The Last Christian is the story of an adult missionary kid who emerges from the New Guinea jungle for the first time in her life at age 34 and finds a sixteen year old message from her grandparents that God wants her to return to America to restart Christianity. The year is 2088 and Christianity has died out in the U.S. She goes and finds herself not only facing a tremendous task, but also a life and death struggle with the world’s leading artificial intelligence industrialist, who has invented silicon brain transplants that portend a dire spiritual future for the world. It’s a classic “what-if” scenario regarding the future of Christianity and the future of technology, with an unusual message concerning the true gospel woven through it.

When a reader gets done with your book, what do you want them to come away with?
With all my books, I want readers to be challenged in their belief systems and the way they think about reality. Most of us cruise through life without giving much thought to why we believe what we believe – or even whether what we actually believe matches what we profess to believe. In The Last Christian, for instance, perhaps the primary spiritual theme is that the gospel of Jesus Christ is much more encompassing that even most Christians give it credit for. I want people to think through issues like that, wrestling with them after they’ve put the book down. I’ve been amused to read several reviewers of The Last Christian who almost seemed to complain that the book made them think too much. That’s why I write!

Is there a place you have always wanted to visit? A vacation spot, historical monument, overseas, etc?
I’d like to visit New Zealand for the beauty and Israel for the history.

If you could have dinner with 2 people, who would they be?
Right now? Former House Majority leader Dick Armey and House Speaker Newt Gingrich. But that’s because I’m contemplating writing a political novel.

What one event would you love to be at? Historical or future?
The resurrection of Christ. More recently, the U.S. Constitutional Convention.

Do you have a favorite hobby?
I read non-fiction. I’m mostly a non-fiction guy. That’s why there’s so much information (some would say teaching) communicated through my fiction.

Is there something about you most people wouldn't know?
That I never wrote any fiction until after I was forty.

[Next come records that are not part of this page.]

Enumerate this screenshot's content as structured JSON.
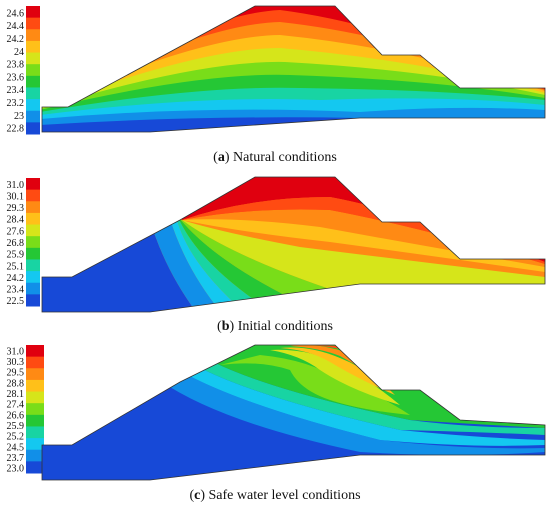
{
  "panels": [
    {
      "label": "a",
      "caption": "Natural conditions",
      "ticks": [
        "24.6",
        "24.4",
        "24.2",
        "24",
        "23.8",
        "23.6",
        "23.4",
        "23.2",
        "23",
        "22.8"
      ],
      "colors": [
        "#e0000f",
        "#ff4b12",
        "#ff8a14",
        "#ffc019",
        "#d6e51a",
        "#79dd19",
        "#25c735",
        "#18d4a3",
        "#14c8f0",
        "#118fe8",
        "#1749d7"
      ]
    },
    {
      "label": "b",
      "caption": "Initial conditions",
      "ticks": [
        "31.0",
        "30.1",
        "29.3",
        "28.4",
        "27.6",
        "26.8",
        "25.9",
        "25.1",
        "24.2",
        "23.4",
        "22.5"
      ],
      "colors": [
        "#e0000f",
        "#ff4b12",
        "#ff8a14",
        "#ffc019",
        "#d6e51a",
        "#79dd19",
        "#25c735",
        "#18d4a3",
        "#14c8f0",
        "#118fe8",
        "#1749d7"
      ]
    },
    {
      "label": "c",
      "caption": "Safe water level conditions",
      "ticks": [
        "31.0",
        "30.3",
        "29.5",
        "28.8",
        "28.1",
        "27.4",
        "26.6",
        "25.9",
        "25.2",
        "24.5",
        "23.7",
        "23.0"
      ],
      "colors": [
        "#e0000f",
        "#ff4b12",
        "#ff8a14",
        "#ffc019",
        "#d6e51a",
        "#79dd19",
        "#25c735",
        "#18d4a3",
        "#14c8f0",
        "#118fe8",
        "#1749d7"
      ]
    }
  ]
}
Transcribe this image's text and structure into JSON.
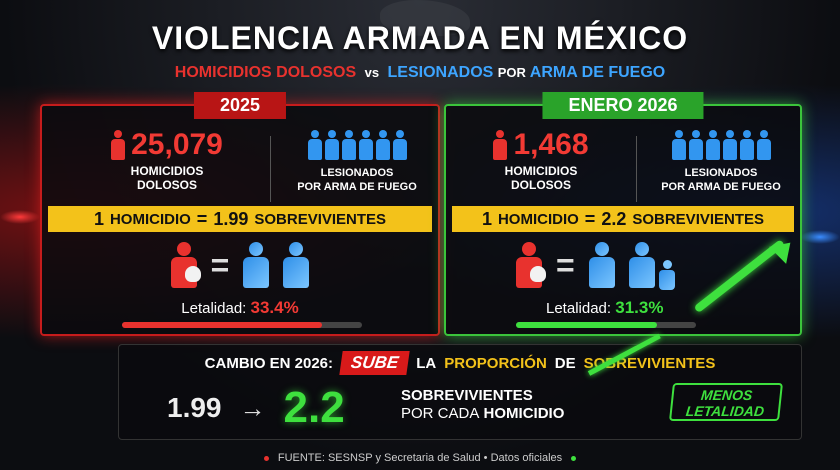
{
  "header": {
    "title": "VIOLENCIA ARMADA EN MÉXICO",
    "subtitle_red": "HOMICIDIOS DOLOSOS",
    "subtitle_vs": "vs",
    "subtitle_blue": "LESIONADOS",
    "subtitle_rest_1": "POR",
    "subtitle_rest_2": "ARMA DE FUEGO"
  },
  "panel_2025": {
    "tag": "2025",
    "homicidios_value": "25,079",
    "homicidios_label_1": "HOMICIDIOS",
    "homicidios_label_2": "DOLOSOS",
    "lesionados_label_1": "LESIONADOS",
    "lesionados_label_2": "POR ARMA DE FUEGO",
    "banner_one": "1",
    "banner_homicidio": "HOMICIDIO",
    "banner_eq": "=",
    "banner_value": "1.99",
    "banner_sobrevivientes": "SOBREVIVIENTES",
    "letalidad_label": "Letalidad:",
    "letalidad_value": "33.4%",
    "letalidad_fraction": 0.334
  },
  "panel_2026": {
    "tag": "ENERO 2026",
    "homicidios_value": "1,468",
    "homicidios_label_1": "HOMICIDIOS",
    "homicidios_label_2": "DOLOSOS",
    "lesionados_label_1": "LESIONADOS",
    "lesionados_label_2": "POR ARMA DE FUEGO",
    "banner_one": "1",
    "banner_homicidio": "HOMICIDIO",
    "banner_eq": "=",
    "banner_value": "2.2",
    "banner_sobrevivientes": "SOBREVIVIENTES",
    "letalidad_label": "Letalidad:",
    "letalidad_value": "31.3%",
    "letalidad_fraction": 0.313
  },
  "equation_sign": "=",
  "change": {
    "prefix": "CAMBIO EN 2026:",
    "badge": "SUBE",
    "text_1": "LA",
    "text_2": "PROPORCIÓN",
    "text_3": "DE",
    "text_4": "SOBREVIVIENTES",
    "old_value": "1.99",
    "arrow": "→",
    "new_value": "2.2",
    "per_line_1": "SOBREVIVIENTES",
    "per_line_2a": "POR CADA",
    "per_line_2b": "HOMICIDIO",
    "menos_1": "MENOS",
    "menos_2": "LETALIDAD"
  },
  "source": "FUENTE: SESNSP y Secretaria de Salud • Datos oficiales",
  "colors": {
    "red": "#e8322e",
    "blue": "#3296f0",
    "green": "#3ee03e",
    "yellow": "#f3c21a"
  }
}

Do you have any suggestions for the aspiring writer?
Write what’s on your heart, not what you think the market is looking for. The market is ever shifting, but there will always be a place for well-written books from the heart. Check out some good writing material online. I recommend Randy Ingermanson’s free e-zine at Also, join a writers group to get honest feedback on your work and improve your skills. When you have something that’s really good, consider attending a writers conference – a good one that has top tier agents and publishing editors that you can have appointed times to meet with.

Any last thoughts for your readers?
Read thought-provoking material. Life is too short for fluff all the time!

And how can they connect with you?
They can find me on my website,

There is no giveaway with this interview but I am telling you. You need to go pick up his book at your local bookstore. Definitely turning out to be a great read!!